I think Michelle handled that pretty well. I’m not sure I could have kept my focus driving. Dad, on the other hand… Hello, Dad? Time to let go. Your daughter is almost 18—Isn’t that how old Mom was when you proposed?? Maybe the conversation would have gone a little better if it had gone down like this…
MICHELLE: Dad, thanks for coming along. I know my driving makes you nervous.
DAD: What makes you say that…car’s coming!
MICHELLE: I’m OK, Dad. I haven’t had a seizure in almost a year. You know I wouldn’t be driving if I had.
DAD: I know, Shell.
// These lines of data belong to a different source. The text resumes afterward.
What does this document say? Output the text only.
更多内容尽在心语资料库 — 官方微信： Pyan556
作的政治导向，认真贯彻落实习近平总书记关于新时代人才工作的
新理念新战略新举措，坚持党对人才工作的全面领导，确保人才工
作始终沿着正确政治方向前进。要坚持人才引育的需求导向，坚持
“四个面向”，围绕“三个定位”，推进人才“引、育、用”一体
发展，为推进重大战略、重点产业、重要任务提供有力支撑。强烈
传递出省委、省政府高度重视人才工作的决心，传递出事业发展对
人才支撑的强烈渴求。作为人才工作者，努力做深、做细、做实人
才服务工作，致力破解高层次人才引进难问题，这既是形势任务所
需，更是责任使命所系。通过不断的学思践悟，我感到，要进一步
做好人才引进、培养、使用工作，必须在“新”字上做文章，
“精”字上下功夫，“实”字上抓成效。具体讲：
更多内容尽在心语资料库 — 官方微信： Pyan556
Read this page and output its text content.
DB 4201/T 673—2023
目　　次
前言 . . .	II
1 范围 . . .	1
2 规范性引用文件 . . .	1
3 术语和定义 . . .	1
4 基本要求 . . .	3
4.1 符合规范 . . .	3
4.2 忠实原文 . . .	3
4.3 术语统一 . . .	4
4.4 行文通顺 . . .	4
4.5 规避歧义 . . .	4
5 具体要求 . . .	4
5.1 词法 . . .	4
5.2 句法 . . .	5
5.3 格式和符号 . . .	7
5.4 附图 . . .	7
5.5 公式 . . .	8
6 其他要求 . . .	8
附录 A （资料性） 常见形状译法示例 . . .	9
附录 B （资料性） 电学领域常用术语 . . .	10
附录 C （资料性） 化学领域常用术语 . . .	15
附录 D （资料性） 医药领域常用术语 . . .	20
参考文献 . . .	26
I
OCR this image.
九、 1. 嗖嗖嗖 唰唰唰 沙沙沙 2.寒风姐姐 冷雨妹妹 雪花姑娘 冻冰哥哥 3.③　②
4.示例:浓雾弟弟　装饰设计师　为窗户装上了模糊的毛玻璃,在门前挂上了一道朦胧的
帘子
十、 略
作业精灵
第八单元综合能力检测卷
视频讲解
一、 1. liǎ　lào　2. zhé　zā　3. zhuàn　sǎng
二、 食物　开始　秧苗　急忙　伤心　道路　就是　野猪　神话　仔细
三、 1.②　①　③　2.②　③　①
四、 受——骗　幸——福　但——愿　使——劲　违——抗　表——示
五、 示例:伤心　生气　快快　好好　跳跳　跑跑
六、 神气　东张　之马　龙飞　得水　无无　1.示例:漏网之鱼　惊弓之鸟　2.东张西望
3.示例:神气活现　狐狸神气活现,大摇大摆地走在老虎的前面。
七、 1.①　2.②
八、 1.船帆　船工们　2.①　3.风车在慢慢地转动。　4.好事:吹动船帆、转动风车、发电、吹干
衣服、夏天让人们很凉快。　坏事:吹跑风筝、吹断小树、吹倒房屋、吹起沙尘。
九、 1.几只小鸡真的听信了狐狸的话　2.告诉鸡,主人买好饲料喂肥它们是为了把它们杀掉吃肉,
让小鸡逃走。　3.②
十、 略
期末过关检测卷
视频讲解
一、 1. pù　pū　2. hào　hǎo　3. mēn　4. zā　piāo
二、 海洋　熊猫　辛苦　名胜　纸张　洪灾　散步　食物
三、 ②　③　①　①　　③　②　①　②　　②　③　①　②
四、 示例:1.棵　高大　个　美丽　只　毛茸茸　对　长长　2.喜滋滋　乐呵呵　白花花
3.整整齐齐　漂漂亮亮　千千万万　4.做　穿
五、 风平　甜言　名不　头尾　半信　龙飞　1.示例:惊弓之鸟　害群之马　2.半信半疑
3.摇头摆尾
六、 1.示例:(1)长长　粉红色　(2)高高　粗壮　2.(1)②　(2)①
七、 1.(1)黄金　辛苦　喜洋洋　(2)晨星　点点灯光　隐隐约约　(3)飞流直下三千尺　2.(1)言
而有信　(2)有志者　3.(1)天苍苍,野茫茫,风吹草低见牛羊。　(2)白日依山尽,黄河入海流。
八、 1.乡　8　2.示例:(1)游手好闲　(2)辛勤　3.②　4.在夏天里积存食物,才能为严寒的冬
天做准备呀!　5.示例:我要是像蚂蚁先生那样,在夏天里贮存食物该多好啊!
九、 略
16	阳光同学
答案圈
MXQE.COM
You’ve really taken control of your epilepsy and your medication.
MICHELLE: Thanks, Dad.
MICHELLE: Bad driver.
DAD: Honey, did you want to talk to me about something?
MICHELLE: Yeah, Dad. I know you and Mom are thinking of me going to college close to home.
DAD: Hopefully U of Penn. My alma mater.
MICHELLE: I know—and I’m glad you enjoyed it, but actually, there’s a program I really want to get into at UCLA.
DAD: UCLA? In California?
MICHELLE: Yes, Dad, California.
DAD: OK, well tell me about it.
MICHELLE: It’s a program about how to use art as therapy. And I don’t think there’s a better place to study it.
DAD: It sounds fascinating. But honestly Shell, I do have some concerns about you being out in California. I’m sure you can guess what those are.
DAD: Why don’t we pull over and talk?
DAD: On the other hand, the program might be really good for you.
MICHELLE: Do you think mom would freak out?
DAD: Well, she might, but we should explore it if it’s what you really want to do.
MICHELLE: Can you help me talk to her? You know, she still treats me like I’m 12.
DAD: Why don’t you let me talk to Mom first…and prepare her a little. Then, I’ll let her know that you want to talk to her too.
MICHELLE: That would be great.
DAD: I certainly wouldn’t rule out UCLA, but we need to have a few more conversations. We’re gonna need a little more reassurance. You know you’re still our baby girl.
MICHELLE: Does that mean we can go for a milkshake?
DAD: Yeah. How ’bout I drive?


We’ve touched on some pretty tough subjects in these conversations—meds, self-management, dating, disclosure,

… sports, sex, driving, going away to college, working,

…and most of all, letting go.

And while we know how difficult it all is, we know we’ll all get through it—by actively listening and respecting one another.

We are adults now—many of us still living with epilepsy—and we made it through the teen years. So remember, you are not alone. And neither are your teens.